Un élément déterminant de ce rendement élevé est que l’étudiant paie 10 % du coût réel de ses études. Il débourse 9 000 dollars, alors qu’il en coûte 90 000 au cégep et à l’université pour lui offrir les cinq années d’études après le DES. Ce sont les deux ordres de gouvernement, et principalement celui du Québec, qui absorbent le gros de la facture. En fait, en proportion de nos moyens financiers, l’effort de notre secteur public en faveur de l’enseignement universitaire est le plus élevé de la planète, juste derrière celui du Danemark et celui de la Norvège.

L’investissement dans l’éducation universitaire fait de la minorité que représentent les 28 % de jeunes qui obtiennent un diplôme de baccalauréat le groupe qui sera, dans l’avenir, le plus hautement rémunéré de la société. Or, l’argent versé aux établissements universitaires et collégiaux par les États provient des impôts et taxes payés par tous les contribuables. Cela veut dire que, dans les faits, la majeure partie du coût réel des études de cette minorité – 55 000 dollars sur les 90 000 – est payée par la grande proportion (72 %) des familles dont les enfants n’auront pas cet avantage.
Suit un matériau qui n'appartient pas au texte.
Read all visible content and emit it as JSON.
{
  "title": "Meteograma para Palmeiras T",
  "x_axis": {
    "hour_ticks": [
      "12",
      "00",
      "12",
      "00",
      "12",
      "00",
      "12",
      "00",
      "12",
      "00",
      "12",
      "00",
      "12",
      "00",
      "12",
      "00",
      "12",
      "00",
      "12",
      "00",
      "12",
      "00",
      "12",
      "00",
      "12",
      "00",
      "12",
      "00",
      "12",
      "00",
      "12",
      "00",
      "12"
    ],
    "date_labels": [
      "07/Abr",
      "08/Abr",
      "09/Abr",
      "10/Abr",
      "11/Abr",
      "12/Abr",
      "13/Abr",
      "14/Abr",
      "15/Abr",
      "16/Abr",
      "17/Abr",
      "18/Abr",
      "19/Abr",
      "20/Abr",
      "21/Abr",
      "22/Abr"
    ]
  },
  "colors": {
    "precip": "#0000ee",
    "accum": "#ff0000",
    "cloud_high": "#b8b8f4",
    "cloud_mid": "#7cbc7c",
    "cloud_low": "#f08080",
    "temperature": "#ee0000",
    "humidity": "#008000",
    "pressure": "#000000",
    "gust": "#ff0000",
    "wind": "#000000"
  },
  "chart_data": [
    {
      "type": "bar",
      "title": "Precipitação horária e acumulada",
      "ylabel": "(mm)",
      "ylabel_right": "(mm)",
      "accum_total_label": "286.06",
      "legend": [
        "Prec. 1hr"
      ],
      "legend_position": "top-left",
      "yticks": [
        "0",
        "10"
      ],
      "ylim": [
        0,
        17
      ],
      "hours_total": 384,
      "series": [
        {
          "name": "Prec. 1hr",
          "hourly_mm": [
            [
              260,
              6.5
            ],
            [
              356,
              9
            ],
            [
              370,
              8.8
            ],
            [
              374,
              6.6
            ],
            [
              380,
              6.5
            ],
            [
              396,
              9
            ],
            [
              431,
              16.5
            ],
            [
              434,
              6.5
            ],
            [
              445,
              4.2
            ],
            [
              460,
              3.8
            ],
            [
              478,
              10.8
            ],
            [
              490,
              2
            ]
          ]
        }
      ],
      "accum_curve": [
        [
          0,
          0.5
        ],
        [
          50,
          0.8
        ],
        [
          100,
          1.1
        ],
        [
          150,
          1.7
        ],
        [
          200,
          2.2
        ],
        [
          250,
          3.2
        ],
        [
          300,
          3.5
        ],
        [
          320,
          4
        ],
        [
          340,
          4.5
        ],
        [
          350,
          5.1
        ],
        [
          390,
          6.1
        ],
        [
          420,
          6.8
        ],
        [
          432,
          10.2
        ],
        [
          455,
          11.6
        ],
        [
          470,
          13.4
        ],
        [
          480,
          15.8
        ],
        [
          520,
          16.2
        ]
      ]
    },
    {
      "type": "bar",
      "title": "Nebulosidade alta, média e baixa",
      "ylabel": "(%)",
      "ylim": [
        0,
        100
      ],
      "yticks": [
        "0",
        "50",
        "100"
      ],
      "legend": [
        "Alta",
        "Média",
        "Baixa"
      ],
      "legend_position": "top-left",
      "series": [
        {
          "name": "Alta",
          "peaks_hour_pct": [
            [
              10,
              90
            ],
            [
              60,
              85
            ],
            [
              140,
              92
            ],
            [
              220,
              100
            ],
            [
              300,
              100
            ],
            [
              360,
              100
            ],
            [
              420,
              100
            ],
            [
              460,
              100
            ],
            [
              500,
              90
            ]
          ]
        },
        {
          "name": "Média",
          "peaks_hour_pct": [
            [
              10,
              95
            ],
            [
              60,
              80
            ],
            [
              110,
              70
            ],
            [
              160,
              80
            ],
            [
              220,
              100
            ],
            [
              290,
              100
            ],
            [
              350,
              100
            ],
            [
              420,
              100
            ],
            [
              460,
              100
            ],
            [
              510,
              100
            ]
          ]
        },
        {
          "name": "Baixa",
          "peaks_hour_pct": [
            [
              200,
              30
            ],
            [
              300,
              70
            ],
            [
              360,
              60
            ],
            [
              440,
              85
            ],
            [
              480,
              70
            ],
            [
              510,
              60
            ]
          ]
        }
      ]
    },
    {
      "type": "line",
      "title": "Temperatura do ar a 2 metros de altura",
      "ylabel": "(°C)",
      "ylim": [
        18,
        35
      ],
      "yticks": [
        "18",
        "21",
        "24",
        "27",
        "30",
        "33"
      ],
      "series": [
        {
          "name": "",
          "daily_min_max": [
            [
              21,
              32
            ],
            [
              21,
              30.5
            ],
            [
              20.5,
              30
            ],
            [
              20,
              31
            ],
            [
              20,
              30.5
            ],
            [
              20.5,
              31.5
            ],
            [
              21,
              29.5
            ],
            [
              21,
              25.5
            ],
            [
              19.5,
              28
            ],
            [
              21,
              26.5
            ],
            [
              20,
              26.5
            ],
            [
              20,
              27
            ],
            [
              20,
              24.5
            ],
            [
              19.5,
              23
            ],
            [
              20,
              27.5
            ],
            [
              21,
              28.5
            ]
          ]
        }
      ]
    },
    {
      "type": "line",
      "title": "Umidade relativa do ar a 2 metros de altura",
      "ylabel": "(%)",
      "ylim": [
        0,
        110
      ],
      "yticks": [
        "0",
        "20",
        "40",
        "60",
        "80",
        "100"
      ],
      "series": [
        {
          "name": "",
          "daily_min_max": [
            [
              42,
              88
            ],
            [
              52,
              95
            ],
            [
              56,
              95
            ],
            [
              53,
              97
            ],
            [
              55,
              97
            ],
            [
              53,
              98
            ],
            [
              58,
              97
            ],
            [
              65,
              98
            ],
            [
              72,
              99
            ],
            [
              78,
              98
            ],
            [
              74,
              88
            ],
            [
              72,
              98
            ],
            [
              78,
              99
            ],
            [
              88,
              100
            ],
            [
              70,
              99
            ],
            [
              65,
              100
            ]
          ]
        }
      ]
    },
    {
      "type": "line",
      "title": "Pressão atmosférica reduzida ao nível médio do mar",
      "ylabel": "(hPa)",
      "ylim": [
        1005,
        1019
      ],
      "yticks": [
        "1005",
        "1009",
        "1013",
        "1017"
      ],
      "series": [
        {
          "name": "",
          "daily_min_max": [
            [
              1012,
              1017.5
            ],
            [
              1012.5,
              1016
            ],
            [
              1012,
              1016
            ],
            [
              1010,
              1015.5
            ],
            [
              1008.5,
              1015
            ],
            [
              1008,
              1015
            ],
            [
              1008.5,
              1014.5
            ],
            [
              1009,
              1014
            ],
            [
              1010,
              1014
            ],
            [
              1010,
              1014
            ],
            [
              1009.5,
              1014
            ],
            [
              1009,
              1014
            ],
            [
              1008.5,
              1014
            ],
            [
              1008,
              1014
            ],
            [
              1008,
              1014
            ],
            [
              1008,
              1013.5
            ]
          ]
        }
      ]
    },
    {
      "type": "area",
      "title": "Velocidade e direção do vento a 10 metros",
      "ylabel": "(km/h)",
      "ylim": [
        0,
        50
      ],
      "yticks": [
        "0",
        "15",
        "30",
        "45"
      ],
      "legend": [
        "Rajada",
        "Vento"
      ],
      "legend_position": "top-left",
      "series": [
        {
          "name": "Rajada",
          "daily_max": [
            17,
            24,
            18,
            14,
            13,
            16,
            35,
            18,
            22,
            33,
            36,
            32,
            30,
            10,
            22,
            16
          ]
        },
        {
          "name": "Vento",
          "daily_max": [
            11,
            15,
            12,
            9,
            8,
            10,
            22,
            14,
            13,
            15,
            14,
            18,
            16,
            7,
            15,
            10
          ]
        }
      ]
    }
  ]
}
Va pour le cadeau. Mais en toute logique, s’il est démontré qu’il faut vraiment augmenter le budget annuel con­sacré aux universités, la société ne serait pas malvenue de demander aux principaux bénéficiaires du système de hausser leur contribution. On pourrait, par exemple, porter cette contribution de son niveau actuel de 10 % du coût réel des études à 17 %. C’est le pourcentage du coût réel des services de garde qu’on demande aux parents de verser aux CPE. La facture étudiante à l’université passerait de 3 000 à 5 000 dollars par année. Ailleurs au Canada, elle est de 7 000 dollars.

Ça ne serait pas la fin du monde. Le taux de rendement de l’inves­tissement engagé par l’étudiant dans ses études universitaires diminuerait à peine. Il passerait de 19 % à 18 % (de 16 % à 15 % après impôt). La hausse des droits de scolarité détournerait-elle certains étudiants moins fortunés des études universi­taires ? Heu­reu­sement, rien ne permet de le croire. Il suffirait de réajuster le régime des prêts et bourses du ministère de l’Éducation en propor­tion, de multiplier les bourses au sein même des universités en puisant dans les fonds sup­plémentaires récoltés et d’adap­ter ensuite le rythme de remboursement de la dette d’études au revenu du diplômé une fois qu’il aura entrepris sa carrière.

tableau-diplomes-universitaires

En fait, comme le révèle le tableau ci-dessus, les jeunes Québécois ne souffrent pas principalement d’un problème d’accès aux études universitaires, mais bien plutôt d’un problème de persévérance jusqu’au diplôme.